The Raven is a 1935 American horror film directed by Louis Friedlander and starring Boris Karloff and Bela Lugosi. The film is based on Edgar Allan Poe's 1845 homonymous poem, featuring Lugosi as a Poe-obssessed mad surgeon with a torture chamber in his basement and Karloff as a fugitive murderer on the run from the police.
Plot[]
After Jean Thatcher (Ware) has been injured in a car accident, her father, Judge Thatcher, (Hinds) and beau, Jerry (Matthews) implore retired surgeon, Dr. Richard Vollin (Lugosi) to perform a delicate operation to restore her to health. Vollin's insensitivity to human suffering at first refuses, as just then he was too busy negotiating the sale of his Edgar Allan Poe book collection to admit distraction. But a personal visit by Judge Thatcher, who frantically relates to him that in the opinion of Vollin's former hospital colleagues, only Vollin has the brilliance to perform the operation successfully, eventually pleases his vanity enough to change his mind; he saves her life. He befriends the spirited and grateful Jean, in the process revealing his passion for all things related to Edgar Allan Poe, including his homemade collection of torture devices inspired by Poe's works (such as a pit, pendulum with crescent razor, shrinking room, etc.), and identifying the raven as his talisman.

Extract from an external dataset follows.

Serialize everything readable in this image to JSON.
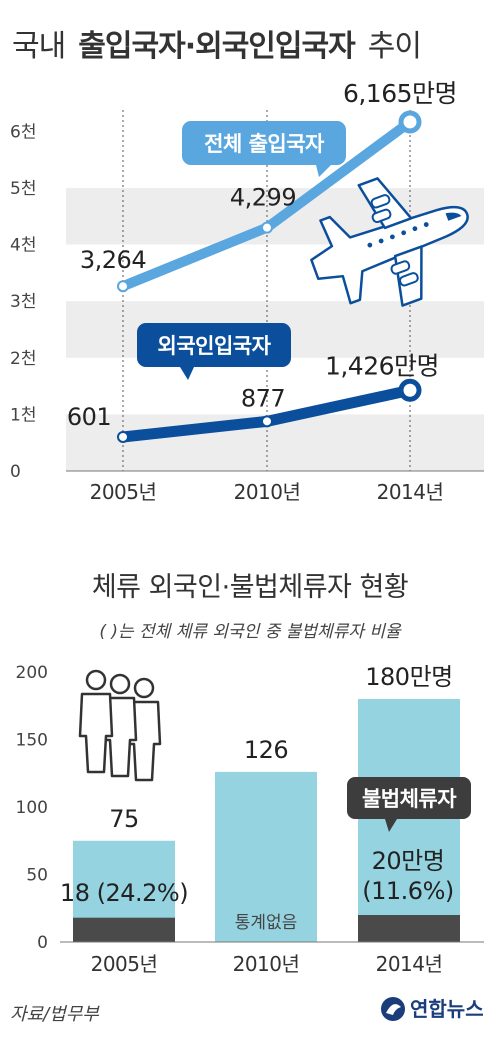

Vollin's increasing attentions to Jean, and her increasing admiration for him, convinces her Father to try and discourage Vollin from jeopardizing her engagement to Jerry. Angered, Vollin hatches a plan when Edmond Bateman, (Karloff, a murderer on the run), comes to his home asking for a new face so that he may live in anonymity. Vollin admits to not being a plastic surgeon, but says he can help Bateman, and asks him to help in exacting revenge on Judge Thatcher, which he refuses. Bateman explains that he feels his violent personality is a result of his having been called ugly all his life, and he hopes a new face may gave him a chance to reform. Vollin performs the surgery, but instead turns Bateman into a disfigured monster, promising only to operate again on Bateman when Vollin's revenge is exacted. Bateman finally reluctantly agrees.
Vollin hosts a dinner party, among which Jean, Jerry, and the Judge are guests. Some are subjected to Poe-inspired traps; others are silenced by sleeping powders. Ultimately, Bateman is shot by Vollin as he rescues Jean and Jerry, but throws Vollin into the shrinking room where he perishes. The guests escape.